On leur ordonne de retirer le drapeau français, elles s’insurgent: “Vive la France, merde !”

Anne-Marie et Arlette sont sommées de retirer le drapeau tricolore de leur balcon (photo d'illustration).

Anne-Marie et Arlette sont sommées de retirer le drapeau tricolore de leur balcon (photo d’illustration). – Xavier Léoty – AFP

Deux retraitées de Cagnes-sur-Mer (Alpes-Maritimes), ne décolèrent pas depuis que le syndic de leur immeuble leur a ordonné de retirer le (petit) drapeau français qui orne leur balcon, et qu’elles avaient placé en solidarité avec les victimes des attentats du 13 novembre. Le syndic a finalement reculé.

Hors de question de mettre au placard leur drapeau français. Anne-Marie et Arlette, deux habitantes de Cagnes-sur-Mer, dans les Alpes-Maritimes, ne décolèrent pas depuis que le syndic de leur immeuble leur a demandé par lettre, le 3 février, de retirer le drapeau tricolore qui pavoise leur balcon. Motif avancé : il ne respecte pas les règles de la copropriété et dénature la façade de cet immeuble de 30 logements. Leur étendard bleu blanc rouge n’a pourtant rien à voir avec un tifo de stade et ne couvre qu’une partie infime des petits balcons des deux retraitées, qui habitent quasiment l’une sur l’autre. “C’est un petit pavillon de 50 cm de long, qui pend le long de la rambarde, précise Anne-Marie” chez Jean-Jacques Bourdin. Il n’est même pas étalé, il est au suspendu au gré du vent”.

“Ce n’est pas parce que les semaines se sont écoulées qu’il faut oublier les victimes”
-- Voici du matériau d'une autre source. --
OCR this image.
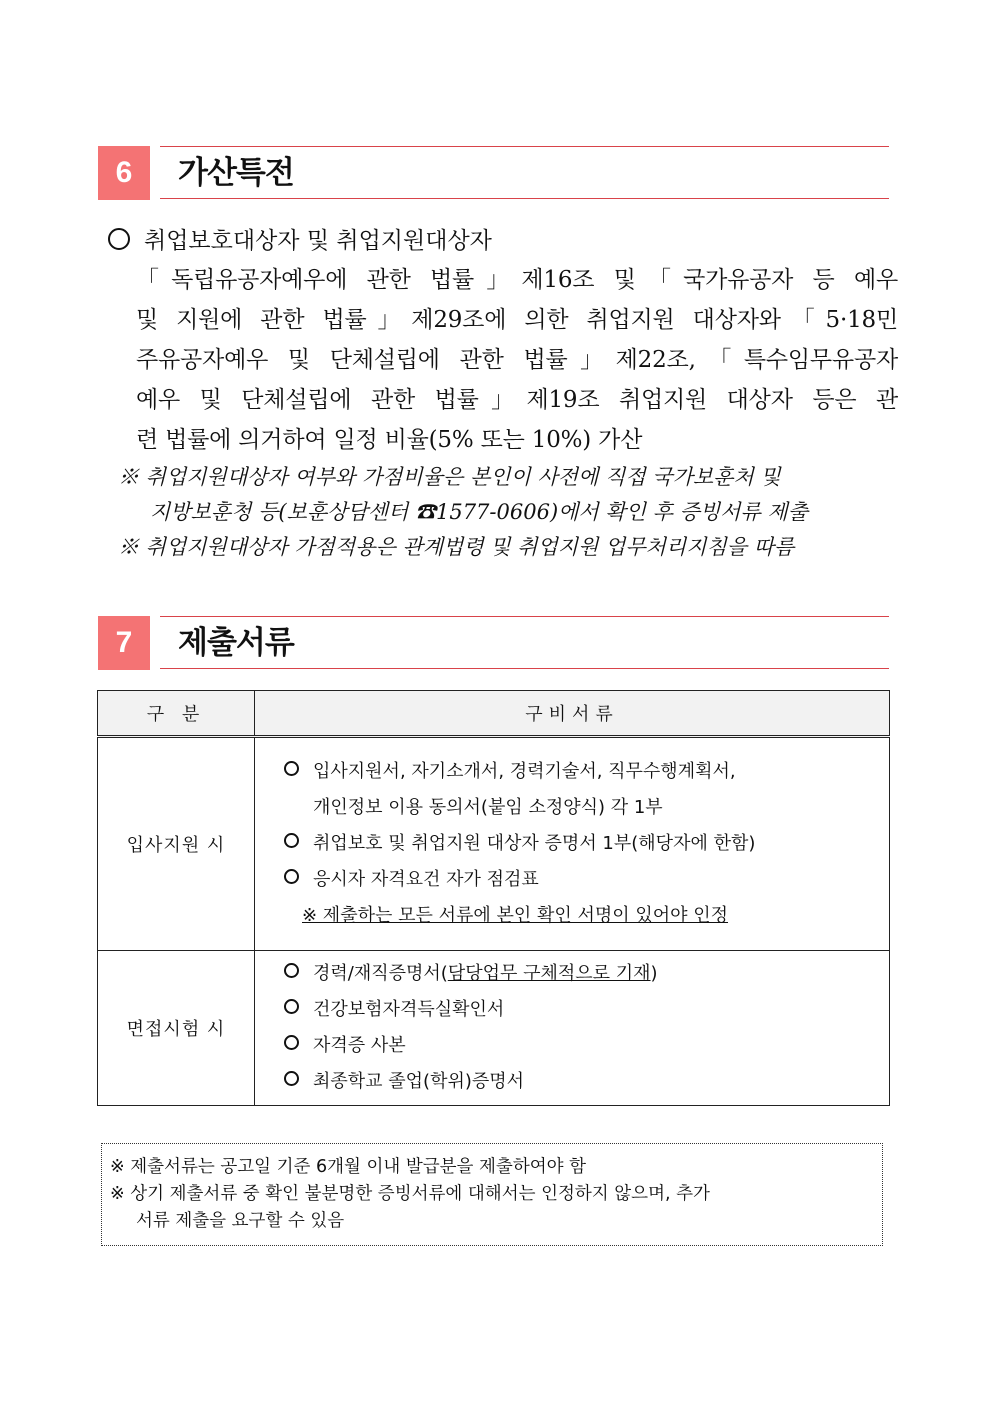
6	가산특전
취업보호대상자 및 취업지원대상자
「독립유공자예우에 관한 법률」제16조 및「국가유공자 등 예우
및 지원에 관한 법률」제29조에 의한 취업지원 대상자와「5·18민
주유공자예우 및 단체설립에 관한 법률」제22조,「특수임무유공자
예우 및 단체설립에 관한 법률」제19조 취업지원 대상자 등은 관
련 법률에 의거하여 일정 비율(5% 또는 10%) 가산
※ 취업지원대상자 여부와 가점비율은 본인이 사전에 직접 국가보훈처 및
지방보훈청 등(보훈상담센터 ☎1577-0606)에서 확인 후 증빙서류 제출
※ 취업지원대상자 가점적용은 관계법령 및 취업지원 업무처리지침을 따름
7	제출서류
구 분	구비서류
입사지원 시	입사지원서, 자기소개서, 경력기술서, 직무수행계획서,
개인정보 이용 동의서(붙임 소정양식) 각 1부
취업보호 및 취업지원 대상자 증명서 1부(해당자에 한함)
응시자 자격요건 자가 점검표
※ 제출하는 모든 서류에 본인 확인 서명이 있어야 인정

면접시험 시	경력/재직증명서(담당업무 구체적으로 기재)
건강보험자격득실확인서
자격증 사본
최종학교 졸업(학위)증명서
※ 제출서류는 공고일 기준 6개월 이내 발급분을 제출하여야 함
※ 상기 제출서류 중 확인 불분명한 증빙서류에 대해서는 인정하지 않으며, 추가
서류 제출을 요구할 수 있음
Et quand bien même… Anne-Marie et Arlette sont scandalisées qu’on leur fasse une telle demande, elles qui n’ont fait, dit-elle, que répondre à l’invitation de François Hollande après les attentats du 13 novembre et dans le cadre de l’hommage national aux victimes. Quand elle a reçu la lettre, Arlette a d’abord été “bouleversée”, confie-t-elle à RMC. “Et puis après j’étais en colère parce qu’on est fières de notre drapeau français et il n’y a aucune raison qu’on nous le fasse enlever”.

“Ce n’est pas parce que les semaines se sont écoulées qu’il faut oublier les personnes tuées ou blessées”, s’indigne également Anne-Marie. “Je ne supportes pas qu’un syndic donne un ordre comme ça. Je suis Française et je mourrais en France, et ça je ne l’accepte pas”.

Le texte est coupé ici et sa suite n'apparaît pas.